- Education: Massachusetts Institute of Technology
- Known for: Arsenic-breathing microbes
- Scientific career
- Fields: Marine biology
- Workplaces: The Rocap Lab, University of Washington

= Gabrielle Rocap =

American marine biologist (born 1971)

Gabrielle Rocap (born February 16, 1971) is an American marine biologist and academic noted for her research on the evolution and ecology of marine bacteria and phytoplankton. She is one of the researchers who discovered microorganisms in the Pacific Ocean that consume arsenic to survive. She is currently a professor in the Oceanography department of the University of Washington.

== Biography ==
Rocap completed a degree in Biology at the Massachusetts Institute of Technology in 1992. In 2000, she obtained her Ph.D. in Biological Oceanography from the MIT-Woods Hole Oceanographic Institution joint program.

=== Research ===
Rocap conducts marine research in various locations such as Puget Sound and the South Atlantic Ocean. She is currently the Principal Investigator of The Rocap Lab of the University of Washington. Her work focuses on the evolution and ecology of marine bacteria and how these organisms contribute to the Earth's carbon and nutrient cycling process. She was the Chief Scientist of several research explorations that were deployed off the coast of Manzanillo, Mexico.

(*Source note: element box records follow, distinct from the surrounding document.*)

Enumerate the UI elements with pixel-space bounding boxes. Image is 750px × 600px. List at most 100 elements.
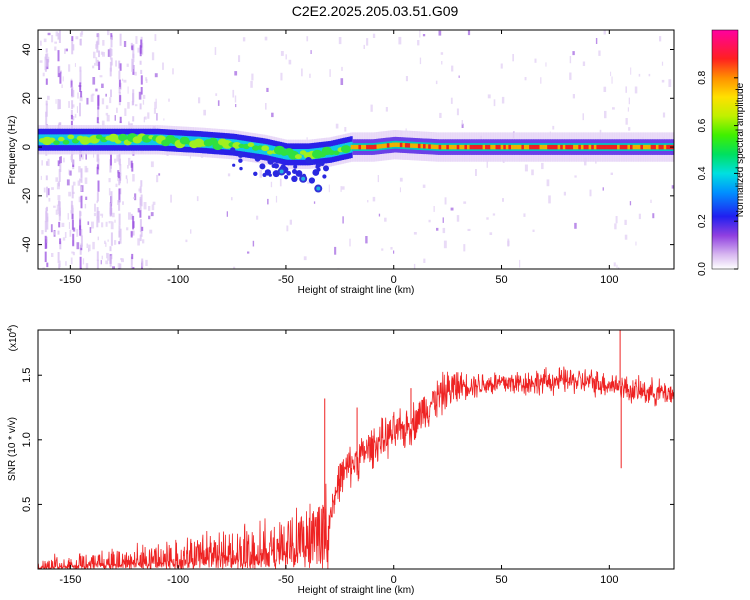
- spectrogram-noise-cell: [39, 60, 43, 63]
- spectrogram-max-cell: [544, 144, 548, 150]
- spectrogram-noise-cell: [519, 259, 521, 268]
- spectrogram-peak: [284, 175, 289, 180]
- spectrogram-noise-cell: [456, 215, 460, 222]
- x-tick-label: 0: [391, 574, 397, 586]
- spectrogram-noise-cell: [140, 75, 143, 85]
- spectrogram-noise-cell: [80, 168, 83, 178]
- spectrogram-noise-cell: [82, 258, 85, 265]
- spectrogram-noise-cell: [68, 191, 72, 197]
- spectrogram-noise-cell: [46, 186, 48, 198]
- spectrogram-noise-cell: [96, 192, 99, 202]
- spectrogram-max-cell: [456, 144, 460, 150]
- spectrogram-noise-cell: [69, 170, 72, 176]
- y-tick-label: 0.5: [21, 497, 33, 512]
- spectrogram-noise-cell: [119, 239, 122, 244]
- spectrogram-noise-cell: [96, 251, 99, 261]
- spectrogram-noise-cell: [102, 52, 105, 57]
- spectrogram-max-cell: [446, 144, 450, 150]
- spectrogram-noise-cell: [118, 79, 121, 89]
- spectrogram-peak: [238, 158, 243, 163]
- spectrogram-noise-cell: [72, 116, 75, 121]
- spectrogram-noise-cell: [97, 152, 100, 161]
- spectrogram-noise-cell: [203, 109, 206, 116]
- spectrogram-y-label: Frequency (Hz): [7, 116, 18, 185]
- spectrogram-noise-cell: [108, 188, 111, 196]
- spectrogram-noise-cell: [377, 175, 379, 183]
- spectrogram-max-cell: [407, 143, 411, 148]
- spectrogram-noise-cell: [338, 37, 342, 45]
- spectrogram-noise-cell: [42, 267, 45, 269]
- spectrogram-noise-cell: [85, 167, 89, 173]
- spectrogram-noise-cell: [433, 206, 435, 212]
- spectrogram-max-cell: [655, 144, 659, 150]
- spectrogram-noise-cell: [96, 59, 99, 67]
- spectrogram-noise-cell: [189, 155, 191, 159]
- spectrogram-peak: [319, 160, 324, 164]
- spectrogram-noise-cell: [121, 258, 124, 263]
- spectrogram-noise-cell: [108, 221, 111, 224]
- spectrogram-noise-cell: [251, 73, 254, 81]
- spectrogram-noise-cell: [610, 172, 613, 175]
- spectrogram-noise-cell: [154, 34, 157, 41]
- x-tick-label: -150: [59, 574, 81, 586]
- spectrogram-noise-cell: [105, 112, 109, 116]
- spectrogram-noise-cell: [128, 121, 130, 126]
- x-tick-label: -150: [59, 274, 81, 286]
- spectrogram-noise-cell: [117, 172, 120, 179]
- x-tick-label: 50: [495, 574, 507, 586]
- spectrogram-noise-cell: [110, 154, 112, 166]
- spectrogram-noise-cell: [40, 40, 42, 46]
- spectrogram-noise-cell: [563, 191, 566, 196]
- spectrogram-max-cell: [503, 144, 507, 150]
- spectrogram-noise-cell: [328, 184, 330, 193]
- spectrogram-max-cell: [575, 144, 579, 150]
- spectrogram-max-cell: [495, 144, 499, 150]
- spectrogram-noise-cell: [122, 201, 124, 205]
- spectrogram-noise-cell: [123, 41, 127, 47]
- spectrogram-peak: [312, 169, 320, 176]
- spectrogram-noise-cell: [569, 56, 572, 64]
- spectrogram-noise-cell: [131, 253, 134, 260]
- spectrogram-noise-cell: [84, 177, 88, 184]
- spectrogram-max-cell: [591, 144, 594, 150]
- spectrogram-noise-cell: [671, 185, 674, 189]
- spectrogram-max-cell: [599, 144, 602, 150]
- spectrogram-max-cell: [604, 144, 607, 150]
- spectrogram-noise-cell: [132, 65, 135, 75]
- spectrogram-max-cell: [601, 144, 605, 150]
- spectrogram-max-cell: [529, 144, 532, 150]
- spectrogram-peak: [266, 150, 274, 155]
- spectrogram-noise-cell: [74, 113, 77, 118]
- spectrogram-noise-cell: [341, 66, 343, 71]
- spectrogram-noise-cell: [147, 112, 150, 119]
- colorbar: 0.0 0.2 0.4 0.6 0.8 Normalized spectral ampl…: [697, 29, 746, 276]
- spectrogram-max-cell: [399, 142, 403, 148]
- spectrogram-noise-cell: [80, 195, 83, 209]
- spectrogram-noise-cell: [614, 223, 617, 230]
- spectrogram-noise-cell: [119, 116, 122, 123]
- spectrogram-noise-cell: [72, 181, 76, 186]
- spectrogram-noise-cell: [96, 216, 99, 228]
- spectrogram-noise-cell: [443, 240, 447, 249]
- spectrogram-noise-cell: [329, 69, 331, 77]
- spectrogram-max-cell: [358, 144, 362, 150]
- spectrogram-noise-cell: [118, 60, 121, 69]
- spectrogram-noise-cell: [524, 164, 528, 172]
- spectrogram-noise-cell: [47, 95, 50, 100]
- spectrogram-max-cell: [580, 144, 584, 150]
- spectrogram-noise-cell: [86, 97, 89, 105]
- spectrogram-noise-cell: [45, 103, 48, 117]
- spectrogram-peak: [340, 145, 351, 154]
- spectrogram-max-cell: [443, 144, 447, 150]
- spectrogram-noise-cell: [238, 55, 241, 62]
- spectrogram-noise-cell: [72, 44, 75, 51]
- spectrogram-noise-cell: [105, 93, 107, 97]
- spectrogram-noise-cell: [118, 188, 121, 203]
- spectrogram-max-cell: [355, 144, 359, 150]
- spectrogram-noise-cell: [40, 175, 42, 180]
- snr-x-ticks: -150 -100 -50 0 50 100: [59, 330, 619, 586]
- spectrogram-peak: [67, 134, 75, 140]
- spectrogram-noise-cell: [235, 104, 237, 108]
- spectrogram-peak: [323, 165, 329, 172]
- spectrogram-noise-cell: [140, 180, 143, 187]
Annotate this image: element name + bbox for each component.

Together with Jaclyn Saunders, Rocap studied organisms in parts of the ocean that have no measurable oxygen. Based on samples collected near Mexico, they found arsenic-breathing microbes and these included two genetic pathways that are able to gain energy by converting arsenic-based molecules. According to Rocap, this discovery demonstrates "a whole new metabolism for the open ocean.”

== Selected publications ==

- Moore, Lisa R., Gabrielle Rocap, and Sallie W. Chisholm. "Physiology and molecular phylogeny of coexisting Prochlorococcus ecotypes." Nature 393, no. 6684 (1998).
- Rocap, Gabrielle et al. "Genome divergence in two Prochlorococcus ecotypes reflects oceanic niche differentiation." Nature 424, no. 6952 (2003): 1042-1047.
- Saunders, Jaclyn K., and Gabrielle Rocap. "Genomic potential for arsenic efflux and methylation varies among global Prochlorococcus populations." The ISME journal 10, no. 1 (2016).
- Gabrielle Rocap et al. "Cyanophage host‐derived genes reflect contrasting selective pressures with depth in the oxic and anoxic water column of the Eastern Tropical North Pacific." Environmental Microbiology 23, no. 6 (2021).